NEW YORK -- The U.S. fixed-income team of Dutch pension fund ABP has pulled in-house the management of $10 billion from external managers over the past year.
And it is poised to bring in-house the management of two more portfolios by the end of the year, said Arnold Shapiro, chief investment officer for ABP Investments U.S. Inc., New York, the U.S. investment arm of Pensioenfonds ABP, Heerlen, the Netherlands. He refused to say which managers would lose their mandates, but sources speculated that the next mandates will likely be active mandates that nonetheless closely follow a benchmark.

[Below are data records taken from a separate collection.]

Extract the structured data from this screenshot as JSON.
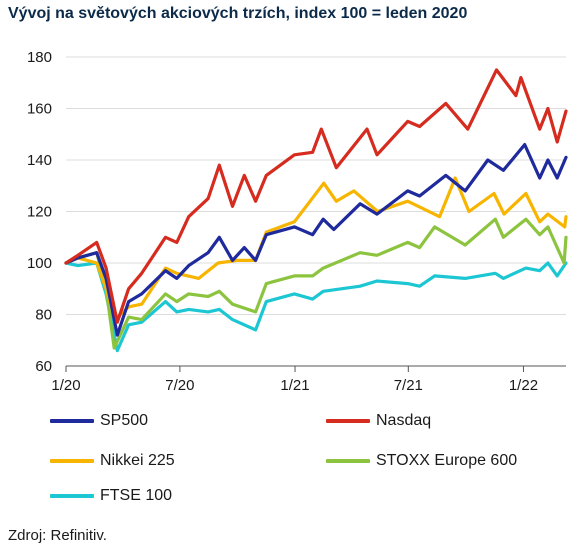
{
  "chart_data": {
    "type": "line",
    "title": "Vývoj na světových akciových trzích, index 100 = leden 2020",
    "xlabel": "",
    "ylabel": "",
    "ylim": [
      60,
      180
    ],
    "yticks": [
      60,
      80,
      100,
      120,
      140,
      160,
      180
    ],
    "xlim": [
      "2020-01-01",
      "2022-03-10"
    ],
    "xticks": [
      {
        "date": "2020-01-01",
        "label": "1/20"
      },
      {
        "date": "2020-07-01",
        "label": "7/20"
      },
      {
        "date": "2021-01-01",
        "label": "1/21"
      },
      {
        "date": "2021-07-01",
        "label": "7/21"
      },
      {
        "date": "2022-01-01",
        "label": "1/22"
      }
    ],
    "grid": "horizontal",
    "legend_position": "bottom",
    "series": [
      {
        "name": "SP500",
        "color": "#1f2a9c",
        "points": [
          [
            "2020-01-01",
            100
          ],
          [
            "2020-01-20",
            102
          ],
          [
            "2020-02-19",
            104
          ],
          [
            "2020-03-05",
            94
          ],
          [
            "2020-03-23",
            72
          ],
          [
            "2020-04-10",
            85
          ],
          [
            "2020-05-01",
            88
          ],
          [
            "2020-06-08",
            97
          ],
          [
            "2020-06-26",
            94
          ],
          [
            "2020-07-15",
            99
          ],
          [
            "2020-08-15",
            104
          ],
          [
            "2020-09-02",
            110
          ],
          [
            "2020-09-23",
            101
          ],
          [
            "2020-10-12",
            106
          ],
          [
            "2020-10-30",
            101
          ],
          [
            "2020-11-16",
            111
          ],
          [
            "2020-12-31",
            114
          ],
          [
            "2021-01-29",
            111
          ],
          [
            "2021-02-15",
            117
          ],
          [
            "2021-03-04",
            113
          ],
          [
            "2021-04-15",
            123
          ],
          [
            "2021-05-12",
            119
          ],
          [
            "2021-06-30",
            128
          ],
          [
            "2021-07-19",
            126
          ],
          [
            "2021-08-30",
            134
          ],
          [
            "2021-09-30",
            128
          ],
          [
            "2021-11-05",
            140
          ],
          [
            "2021-11-30",
            136
          ],
          [
            "2022-01-03",
            146
          ],
          [
            "2022-01-27",
            133
          ],
          [
            "2022-02-09",
            140
          ],
          [
            "2022-02-24",
            133
          ],
          [
            "2022-03-10",
            141
          ]
        ]
      },
      {
        "name": "Nasdaq",
        "color": "#d62b1f",
        "points": [
          [
            "2020-01-01",
            100
          ],
          [
            "2020-01-20",
            103
          ],
          [
            "2020-02-19",
            108
          ],
          [
            "2020-03-05",
            98
          ],
          [
            "2020-03-23",
            77
          ],
          [
            "2020-04-10",
            90
          ],
          [
            "2020-05-01",
            96
          ],
          [
            "2020-06-08",
            110
          ],
          [
            "2020-06-26",
            108
          ],
          [
            "2020-07-15",
            118
          ],
          [
            "2020-08-15",
            125
          ],
          [
            "2020-09-02",
            138
          ],
          [
            "2020-09-23",
            122
          ],
          [
            "2020-10-12",
            134
          ],
          [
            "2020-10-30",
            124
          ],
          [
            "2020-11-16",
            134
          ],
          [
            "2020-12-31",
            142
          ],
          [
            "2021-01-29",
            143
          ],
          [
            "2021-02-12",
            152
          ],
          [
            "2021-03-08",
            137
          ],
          [
            "2021-04-26",
            152
          ],
          [
            "2021-05-12",
            142
          ],
          [
            "2021-06-30",
            155
          ],
          [
            "2021-07-19",
            153
          ],
          [
            "2021-08-30",
            162
          ],
          [
            "2021-10-04",
            152
          ],
          [
            "2021-11-19",
            175
          ],
          [
            "2021-12-20",
            165
          ],
          [
            "2021-12-28",
            172
          ],
          [
            "2022-01-27",
            152
          ],
          [
            "2022-02-09",
            160
          ],
          [
            "2022-02-24",
            147
          ],
          [
            "2022-03-10",
            159
          ]
        ]
      },
      {
        "name": "Nikkei 225",
        "color": "#f7b500",
        "points": [
          [
            "2020-01-01",
            100
          ],
          [
            "2020-01-20",
            102
          ],
          [
            "2020-02-19",
            100
          ],
          [
            "2020-03-05",
            90
          ],
          [
            "2020-03-19",
            78
          ],
          [
            "2020-04-10",
            83
          ],
          [
            "2020-05-01",
            84
          ],
          [
            "2020-06-08",
            98
          ],
          [
            "2020-06-26",
            96
          ],
          [
            "2020-07-31",
            94
          ],
          [
            "2020-08-31",
            100
          ],
          [
            "2020-09-30",
            101
          ],
          [
            "2020-10-30",
            101
          ],
          [
            "2020-11-16",
            112
          ],
          [
            "2020-12-31",
            116
          ],
          [
            "2021-02-16",
            131
          ],
          [
            "2021-03-08",
            124
          ],
          [
            "2021-04-05",
            128
          ],
          [
            "2021-05-13",
            120
          ],
          [
            "2021-06-30",
            124
          ],
          [
            "2021-08-20",
            118
          ],
          [
            "2021-09-14",
            133
          ],
          [
            "2021-10-06",
            120
          ],
          [
            "2021-11-15",
            127
          ],
          [
            "2021-12-01",
            119
          ],
          [
            "2022-01-05",
            127
          ],
          [
            "2022-01-27",
            116
          ],
          [
            "2022-02-09",
            119
          ],
          [
            "2022-03-08",
            114
          ],
          [
            "2022-03-10",
            118
          ]
        ]
      },
      {
        "name": "STOXX Europe 600",
        "color": "#8dc43f",
        "points": [
          [
            "2020-01-01",
            100
          ],
          [
            "2020-01-20",
            102
          ],
          [
            "2020-02-19",
            104
          ],
          [
            "2020-03-05",
            90
          ],
          [
            "2020-03-18",
            67
          ],
          [
            "2020-04-10",
            79
          ],
          [
            "2020-05-01",
            78
          ],
          [
            "2020-06-08",
            88
          ],
          [
            "2020-06-26",
            85
          ],
          [
            "2020-07-15",
            88
          ],
          [
            "2020-08-15",
            87
          ],
          [
            "2020-09-02",
            89
          ],
          [
            "2020-09-23",
            84
          ],
          [
            "2020-10-30",
            81
          ],
          [
            "2020-11-16",
            92
          ],
          [
            "2020-12-31",
            95
          ],
          [
            "2021-01-29",
            95
          ],
          [
            "2021-02-15",
            98
          ],
          [
            "2021-04-15",
            104
          ],
          [
            "2021-05-12",
            103
          ],
          [
            "2021-06-30",
            108
          ],
          [
            "2021-07-19",
            106
          ],
          [
            "2021-08-12",
            114
          ],
          [
            "2021-09-30",
            107
          ],
          [
            "2021-11-17",
            117
          ],
          [
            "2021-11-30",
            110
          ],
          [
            "2022-01-05",
            117
          ],
          [
            "2022-01-27",
            111
          ],
          [
            "2022-02-09",
            114
          ],
          [
            "2022-03-07",
            100
          ],
          [
            "2022-03-10",
            110
          ]
        ]
      },
      {
        "name": "FTSE 100",
        "color": "#1cc6d3",
        "points": [
          [
            "2020-01-01",
            100
          ],
          [
            "2020-01-20",
            99
          ],
          [
            "2020-02-19",
            100
          ],
          [
            "2020-03-05",
            88
          ],
          [
            "2020-03-23",
            66
          ],
          [
            "2020-04-10",
            76
          ],
          [
            "2020-05-01",
            77
          ],
          [
            "2020-06-08",
            85
          ],
          [
            "2020-06-26",
            81
          ],
          [
            "2020-07-15",
            82
          ],
          [
            "2020-08-15",
            81
          ],
          [
            "2020-09-02",
            82
          ],
          [
            "2020-09-23",
            78
          ],
          [
            "2020-10-30",
            74
          ],
          [
            "2020-11-16",
            85
          ],
          [
            "2020-12-31",
            88
          ],
          [
            "2021-01-29",
            86
          ],
          [
            "2021-02-15",
            89
          ],
          [
            "2021-04-15",
            91
          ],
          [
            "2021-05-12",
            93
          ],
          [
            "2021-06-30",
            92
          ],
          [
            "2021-07-19",
            91
          ],
          [
            "2021-08-12",
            95
          ],
          [
            "2021-09-30",
            94
          ],
          [
            "2021-11-17",
            96
          ],
          [
            "2021-11-30",
            94
          ],
          [
            "2022-01-05",
            98
          ],
          [
            "2022-01-27",
            97
          ],
          [
            "2022-02-09",
            100
          ],
          [
            "2022-02-24",
            95
          ],
          [
            "2022-03-10",
            100
          ]
        ]
      }
    ]
  },
  "legend": [
    {
      "label": "SP500",
      "color": "#1f2a9c"
    },
    {
      "label": "Nasdaq",
      "color": "#d62b1f"
    },
    {
      "label": "Nikkei 225",
      "color": "#f7b500"
    },
    {
      "label": "STOXX Europe 600",
      "color": "#8dc43f"
    },
    {
      "label": "FTSE 100",
      "color": "#1cc6d3"
    }
  ],
  "source": "Zdroj: Refinitiv."
}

Since November 1999, ABP Investments U.S. has pulled in-house the management of two passive mandates previously run by Barclays Global Investors, San Francisco, and Goldman Sachs & Co. Asset Management, New York. But GSAM continues to run an active portfolio of mortgage-backed securities for the plan, which as of Dec. 31, the most recent date available, had assets of e154 billion ($154.7 billion).

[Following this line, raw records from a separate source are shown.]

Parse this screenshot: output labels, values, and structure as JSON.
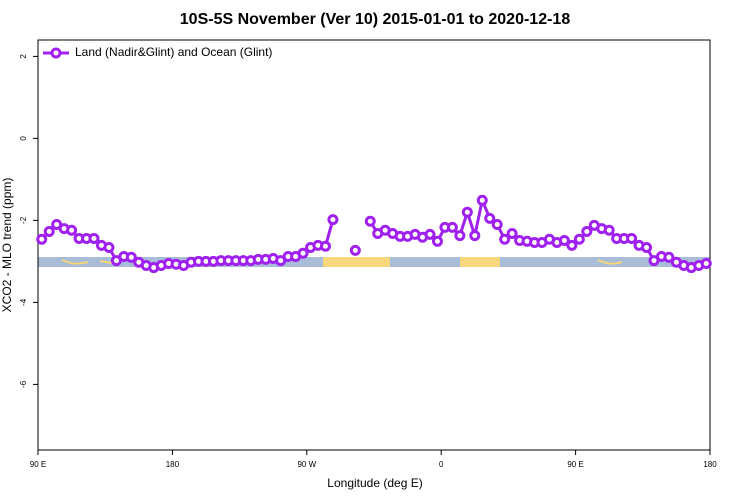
{
  "chart_data": {
    "type": "line",
    "title": "10S-5S November (Ver 10)   2015-01-01 to 2020-12-18",
    "xlabel": "Longitude (deg E)",
    "ylabel": "XCO2 - MLO trend (ppm)",
    "x": [
      92.5,
      97.5,
      102.5,
      107.5,
      112.5,
      117.5,
      122.5,
      127.5,
      132.5,
      137.5,
      142.5,
      147.5,
      152.5,
      157.5,
      162.5,
      167.5,
      172.5,
      177.5,
      182.5,
      187.5,
      192.5,
      197.5,
      202.5,
      207.5,
      212.5,
      217.5,
      222.5,
      227.5,
      232.5,
      237.5,
      242.5,
      247.5,
      252.5,
      257.5,
      262.5,
      267.5,
      272.5,
      277.5,
      282.5,
      287.5,
      292.5,
      297.5,
      302.5,
      307.5,
      312.5,
      317.5,
      322.5,
      327.5,
      332.5,
      337.5,
      342.5,
      347.5,
      352.5,
      357.5,
      362.5,
      367.5,
      372.5,
      377.5,
      382.5,
      387.5,
      392.5,
      397.5,
      402.5,
      407.5,
      412.5,
      417.5,
      422.5,
      427.5,
      432.5,
      437.5,
      442.5,
      447.5,
      452.5,
      457.5,
      462.5,
      467.5,
      472.5,
      477.5,
      482.5,
      487.5,
      492.5,
      497.5,
      502.5,
      507.5,
      512.5,
      517.5,
      522.5,
      527.5,
      532.5,
      537.5
    ],
    "series": [
      {
        "name": "Land (Nadir&Glint) and Ocean (Glint)",
        "color": "#a020f0",
        "values": [
          -2.46,
          -2.27,
          -2.1,
          -2.2,
          -2.24,
          -2.44,
          -2.44,
          -2.44,
          -2.61,
          -2.66,
          -2.98,
          -2.88,
          -2.9,
          -3.02,
          -3.1,
          -3.15,
          -3.1,
          -3.05,
          -3.07,
          -3.1,
          -3.02,
          -3.0,
          -3.0,
          -3.0,
          -2.98,
          -2.98,
          -2.98,
          -2.98,
          -2.98,
          -2.95,
          -2.95,
          -2.93,
          -2.98,
          -2.88,
          -2.88,
          -2.8,
          -2.66,
          -2.61,
          -2.63,
          -1.98,
          null,
          null,
          -2.73,
          null,
          -2.02,
          -2.32,
          -2.24,
          -2.32,
          -2.39,
          -2.39,
          -2.34,
          -2.41,
          -2.34,
          -2.51,
          -2.17,
          -2.17,
          -2.37,
          -1.8,
          -2.37,
          -1.51,
          -1.95,
          -2.1,
          -2.46,
          -2.32,
          -2.49,
          -2.51,
          -2.54,
          -2.54,
          -2.46,
          -2.54,
          -2.49,
          -2.61,
          -2.46,
          -2.27,
          -2.12,
          -2.2,
          -2.24,
          -2.44,
          -2.44,
          -2.44,
          -2.61,
          -2.66,
          -2.98,
          -2.88,
          -2.9,
          -3.02,
          -3.1,
          -3.15,
          -3.1,
          -3.05
        ]
      }
    ],
    "xlim": [
      90,
      540
    ],
    "xticks": [
      {
        "value": 90,
        "label": "90 E"
      },
      {
        "value": 180,
        "label": "180"
      },
      {
        "value": 270,
        "label": "90 W"
      },
      {
        "value": 360,
        "label": "0"
      },
      {
        "value": 450,
        "label": "90 E"
      },
      {
        "value": 540,
        "label": "180"
      }
    ],
    "ylim": [
      -7.6,
      2.4
    ],
    "yticks": [
      -6,
      -4,
      -2,
      0,
      2
    ],
    "legend": "top-left"
  }
}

At the end of last year, according to Paul Spijkers, president of ABP Investments U.S., six managers were in charge of roughly $3 billion in active fixed-income mandates: BlackRock Inc., New York; GSAM; Western Asset, Pasadena, Calif.; Pacific Investment Management Co., Newport Beach, Calif.; J.P. Morgan Investment Management Inc., New York; and T. Rowe Price Associates Inc., Baltimore. But neither Mr. Spijkers nor Mr. Shapiro would say if there had been any changes in the manager lineup in the past year.
None of the managers would comment.
Mr. Spijkers told Pensions & Investments a year ago that he expected to bring $8 billion in-house. The additional $2 billion now managed in-house was the result of market growth in the BGI and GSAM passive mandates, he said.
Last year Mr. Spijkers also said he hoped ABP would manage in-house 90% of it U.S. fixed-income portfolio. With $10 billion of the plan's $14.1 billion in U.S. fixed income now run in-house, ABP is getting close to its target.
The ABP team is now running in-house passive portfolios of mortgage-backed securities, corporate debt and Treasury securities, said Mr. Shapiro. The firm's long-term goal remains to develop an internal passive management capacity and then seek to start running active mandates.
ABP's investment operation received a boost last year with the appointment of Mr. Shapiro and around eight other money managers who all worked at the New York arm of UBS. The firm now employs 11 full-time professionals on the fixed-income team, he said.
Last year, Mr. Spijkers said ABP would increase its allocation to fixed income by investing new money in the asset class. He expected the allocation to U.S. fixed income to have reached $15 billion this year.
As of Dec. 31, $14.1 billion of the fund's e78.5 billion allocation to fixed income was invested in the United States. Mr. Spijkers would not provide more recent figures.
He also would not say by how much the allocation to U.S. securities would increase during 2001 as this still has to be approved by the ABP board. A decision is expected in early December, he said. The intention last year was to invest 30% of the fund's total global fixed-income allocation in U.S. securities by 2002.
The fund decided two years ago to increase its holdings in U.S. bonds as the market is larger and more liquid than in Europe.